In any real world system there are often multiple layers of encoding and compression applied to data; a base 64 encoded image in an HTML file may be gzipped for transport; a snappy compressed byte array in a datastore might be base 64 encoded in a JSON message. Encoding and lossless compression are invertible transformations, and an invertible transformation must neither create nor destroy information. Yet, as can be seen in the adversarial case of UUIDs, various textual encodings prevent compression algorithms from reaching their potential (that is, the information content of the data).

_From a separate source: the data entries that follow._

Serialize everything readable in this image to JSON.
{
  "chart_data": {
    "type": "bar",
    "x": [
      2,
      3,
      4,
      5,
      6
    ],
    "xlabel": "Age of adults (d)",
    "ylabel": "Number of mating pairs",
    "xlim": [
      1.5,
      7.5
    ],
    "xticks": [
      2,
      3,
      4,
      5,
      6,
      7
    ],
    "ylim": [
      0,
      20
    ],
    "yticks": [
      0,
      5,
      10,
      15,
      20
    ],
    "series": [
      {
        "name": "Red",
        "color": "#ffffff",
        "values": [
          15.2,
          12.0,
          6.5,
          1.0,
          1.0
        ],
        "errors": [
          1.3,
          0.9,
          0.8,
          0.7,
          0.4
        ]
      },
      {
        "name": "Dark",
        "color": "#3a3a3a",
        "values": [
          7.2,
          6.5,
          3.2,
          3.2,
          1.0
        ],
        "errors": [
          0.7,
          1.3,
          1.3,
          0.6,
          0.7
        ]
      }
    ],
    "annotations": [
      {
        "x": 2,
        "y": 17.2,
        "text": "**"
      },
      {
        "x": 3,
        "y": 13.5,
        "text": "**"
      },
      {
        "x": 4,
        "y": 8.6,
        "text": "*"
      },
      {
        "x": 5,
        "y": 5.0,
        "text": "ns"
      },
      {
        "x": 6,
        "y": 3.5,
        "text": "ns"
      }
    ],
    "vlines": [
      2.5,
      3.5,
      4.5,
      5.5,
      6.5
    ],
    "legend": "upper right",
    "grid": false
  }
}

Base 64 encoding translates arbitrary binary data to valid UTF-8 text, and is used for representing binary data in JSON messages, images embedded in HTML, and various tokens used for authentication and authorisation. Base 64 maps each 6-bit subword of a byte stream to one of 64 valid bytes, so requires four bytes to encode three input bytes: a 33% overhead.

What would happen if we base 64 encode incompressible binary data (i.e. already compressed, or an encryption key or similar) in JSON, and then apply transport level compression to the JSON? Can any compression algorithm undo the 33% inflation? Of GZIP, LZ4 and Snappy, only GZIP is capable of doing so (albeit extremely slowly). The transformation is opaque to the much faster LZ4 and Snappy algorithms.

Compression Encoding Count Compressed Size (MB)
Uncompressed binary 1000000 976.56
Uncompressed base64 1000000 1304.63
GZIP binary 1000000 976.86
GZIP base64 1000000 988.74
LZ4 binary 1000000 980.39
LZ4 base64 1000000 1309.74
Snappy binary 1000000 976.61
Snappy base64 1000000 1304.69

Writing monotonically increasing numbers into a byte[] prior to base 64 encoding tells another story. GZIP, as usual, takes a very long time to achieve a reasonable compression ratio, but the ratio depends on the encoding. LZ4 and Snappy are insensitive to base 64 encoding but they can’t compress beyond the size of the original data.

Compression Encoding Count Compressed Size (MB)
Uncompressed binary 1000000 976.56
Uncompressed base64 1000000 1304.63
GZIP binary 1000000 337.67
GZIP base64 1000000 523.80
LZ4 binary 1000000 980.39
LZ4 base64 1000000 987.99
Snappy binary 1000000 976.61
Snappy base64 1000000 948.17

There is only a single bit difference between each subsequent four byte sequence in this data: it could be abbreviated by storing the first value, and the difference of the difference between each four byte sequence, and the position of each inflection point. This particular data could take up less than 100 bits, but in order to exploit it, we would have to be expecting this pattern and hope it hasn’t been scrambled base 64.

Text encoding is a good way to confound a compression algorithm, but how do compression algorithms compose? This isn’t that odd a question: imagine you store a compressed BLOB in some kind of datastore, and provide an HTTP interface to that datastore. Maybe even without realising it, it’s likely that the compression algorithm used for the BLOBs will be composed with GZIP for the transport, and if the interchange format is JSON, there will be a layer of base 64 encoding involved too.

For monotonic integers, neither LZ4 nor snappy compress the data, but at least they don’t get in GZIP’s way.

Compression Pre-Compression Count Compressed Size (MB)
Uncompressed Uncompressed 1000000 976.56
Uncompressed Snappy 1000000 981.33
Uncompressed LZ4 1000000 981.33
LZ4 Uncompressed 1000000 980.39
LZ4 Snappy 1000000 981.32
LZ4 LZ4 1000000 981.32
Snappy Uncompressed 1000000 976.61
Snappy Snappy 1000000 981.37
Snappy LZ4 1000000 981.37
GZIP Uncompressed 1000000 337.67
GZIP Snappy 1000000 339.95
GZIP LZ4 1000000 339.95

It’s worth stressing that both LZ4 and Snappy can compress some data very well, they just aren’t well suited to monotonic integers. Both algorithms are much faster than GZIP, prioritising speed over compression ratios. I haven’t measured it, but the GZIP code used in these benchmarks is too slow to be practical, and its compression ratio is still a long way from optimal.

I often see decisions to use a compression algorithm taken rather arbitrarily, without due consideration of the data being compressed. This is often driven by the quest for modularity. Modularity entails composition, which can occasionally be toxic, and often requires that we forget aspects of domain knowledge that could be exploited to great effect.

My code for this blog post is at github.